Di luar area pemakaman, muncul dua kubu. Sebagian adalah warga yang mengantre untuk meletakkan bunga mengenang Abe, sementara diperkirakan ribuan orang menggelar unjuk rasa memprotes acara yang dianggap bermewah-mewahan itu.
Ongkos upacara kenegaraan untuk melepas mendiang Abe dilaporkan mencapai 1,7 miliar Yen (setara Rp185 miliar), mencakup prosesi tembakan salvo 19 prajurit. Protes tidak hanya berlangsung di tengah acara pemakaman. Beberapa politikus partai oposisi menggelar boikot dengan menolak datang. Ada pula seorang lansia berusia 70-an membakar diri untuk memprotes mahalnya biaya pemakaman Abe.
“Saya benar-benar tidak menyangka karena kabinet ini ngotot menggelar upacara pemakaman semewah ini tanpa meminta persetujuan parlemen,” ujar Kaoru Kinoshita, warga Tokyo yang ikut dalam demonstrasi menolak pemakaman megah Abe saat diwawancarai VICE World news. “Saya meyakini setiap rencana membelanjakan uang pajak rakyat harus disampaikan ke wakil kami di parlemen.”
Jajak pendapat yang digelar oleh surat kabar Mainichi Shimbun menunjukkan mayoritas responden menolak upacara kenegaraan yang terlalu mahal. Alasannya, kondisi perekonomian Jepang sedang tidak baik dan seharusnya dana sebesar itu bisa digunakan untuk kebijakan yang lebih mendesak bagi kemaslahatan masyarakat.
Faktor lain yang membuat citra Abe tidak terlalu positif, bahkan setelah dia meninggal, adalah karena dia terbukti memiliki hubungan dengan Gereja Unifikasi. Tetsuya Yamagami, yang menembak Abe saat berpidato di pinggir jalan kota Nara pada Juli lalu, mengaku sebenarnya mengincar petinggi Gereja Unifikasi. Lelaki berusia 41 tahun itu mengaku ingin membunuh Hak Ja Han, istri mendiang pendiri Gereja Unifikasi asal Korea Selatan. Tetsuya sudah lama membenci gereja yang telah membuat ibunya bangkrut. Namun, sulit baginya untuk membalas dendam langsung ke petinggi gereja, sehingga Yamagami melampiaskannya kepada Abe, yang ia yakini memiliki hubungan dengan gereja.

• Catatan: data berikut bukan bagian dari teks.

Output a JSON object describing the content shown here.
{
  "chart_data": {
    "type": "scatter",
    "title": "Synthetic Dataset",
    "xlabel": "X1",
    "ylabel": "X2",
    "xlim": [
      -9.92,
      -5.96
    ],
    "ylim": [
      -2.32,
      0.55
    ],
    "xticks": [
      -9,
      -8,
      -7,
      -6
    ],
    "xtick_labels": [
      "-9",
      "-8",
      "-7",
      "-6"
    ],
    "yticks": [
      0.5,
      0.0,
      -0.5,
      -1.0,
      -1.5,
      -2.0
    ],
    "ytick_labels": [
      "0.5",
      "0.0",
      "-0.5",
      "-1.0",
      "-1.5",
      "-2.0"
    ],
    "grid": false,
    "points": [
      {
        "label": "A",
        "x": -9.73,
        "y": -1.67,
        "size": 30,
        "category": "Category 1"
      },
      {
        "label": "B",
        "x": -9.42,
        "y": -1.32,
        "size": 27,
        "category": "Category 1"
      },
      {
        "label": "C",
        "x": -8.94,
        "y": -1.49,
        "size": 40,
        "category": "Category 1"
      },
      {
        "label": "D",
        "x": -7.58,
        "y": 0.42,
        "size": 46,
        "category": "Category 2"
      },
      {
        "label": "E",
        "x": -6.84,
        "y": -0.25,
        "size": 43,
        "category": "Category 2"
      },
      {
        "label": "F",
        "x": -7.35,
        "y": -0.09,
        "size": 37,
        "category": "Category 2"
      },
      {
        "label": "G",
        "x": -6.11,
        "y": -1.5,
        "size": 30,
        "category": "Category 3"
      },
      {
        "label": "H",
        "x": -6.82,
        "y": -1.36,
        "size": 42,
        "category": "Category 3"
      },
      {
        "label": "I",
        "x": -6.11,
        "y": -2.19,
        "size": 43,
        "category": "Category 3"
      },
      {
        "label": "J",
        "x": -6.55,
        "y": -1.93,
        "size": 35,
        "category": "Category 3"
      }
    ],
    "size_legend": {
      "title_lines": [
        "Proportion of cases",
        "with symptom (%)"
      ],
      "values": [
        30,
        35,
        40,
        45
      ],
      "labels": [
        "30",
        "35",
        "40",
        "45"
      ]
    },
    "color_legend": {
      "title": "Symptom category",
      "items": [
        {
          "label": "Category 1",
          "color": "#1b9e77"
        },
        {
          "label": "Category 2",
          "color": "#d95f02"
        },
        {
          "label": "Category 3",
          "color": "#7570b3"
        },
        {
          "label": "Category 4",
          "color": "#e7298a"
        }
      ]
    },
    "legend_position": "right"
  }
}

Awal September ini, Partai Liberal Demokratik Jepang, yang menaungi Abe maupun Perdana Menteri Jepang saat ini, Fumio Kishida, mengakui bahwa 179 anggotanya di parlemen, dari total 379 orang, pernah berinteraksi dengan gereja Unifikasi. Hal ini memicu kecaman masyarakat. Bahkan popularitas Kishida anjlok hingga titik terendah sejak menjabat merujuk data Nikkei, karena sang PM mengakui pernah menghadiri undangan Gereja Unifikasi.
Tadao Miyagi, penduduk Tokyo berusia 68 tahun, menganggap pemerintah tidak selayaknya menggelar upacara kenegaraan untuk mendiang politikus yang punya hubungan dengan aliran keagamaan yang merugikan masyarakat. Gereja unifikasi terkenal sering menjerat anggotanya agar menyetorkan dana besar dengan dalih meningkatkan keimanan.
“Gereja itu adalah kelompok keagamaan yang buruk citranya,” ujar Miyagi saat diwawancarai VICE. “Jika pemerintahan Kishida ngotot menggelar upacara megah saat menguburkan Abe, maka seharusnya minta saja duitnya ke gereja unifikasi, jangan pakai uang pembayar pajak.”
PM Kishida sendiri sudah meminta maaf secara terbuka pada masyarakat, karena anggota partai liberal demokratik banyak yang memiliki hubungan serta menerima donasi dari gereja unifikasi. Meski banyak penolakan, acara pemakaman berlangsung lancar, dihadiri oleh lebih dari 190 tamu penting berbagai negara, mencakup PM India Narendra Modi, PM Australia Anthony Albanese, serta Wapres Amerika Serikat Kamala Harris.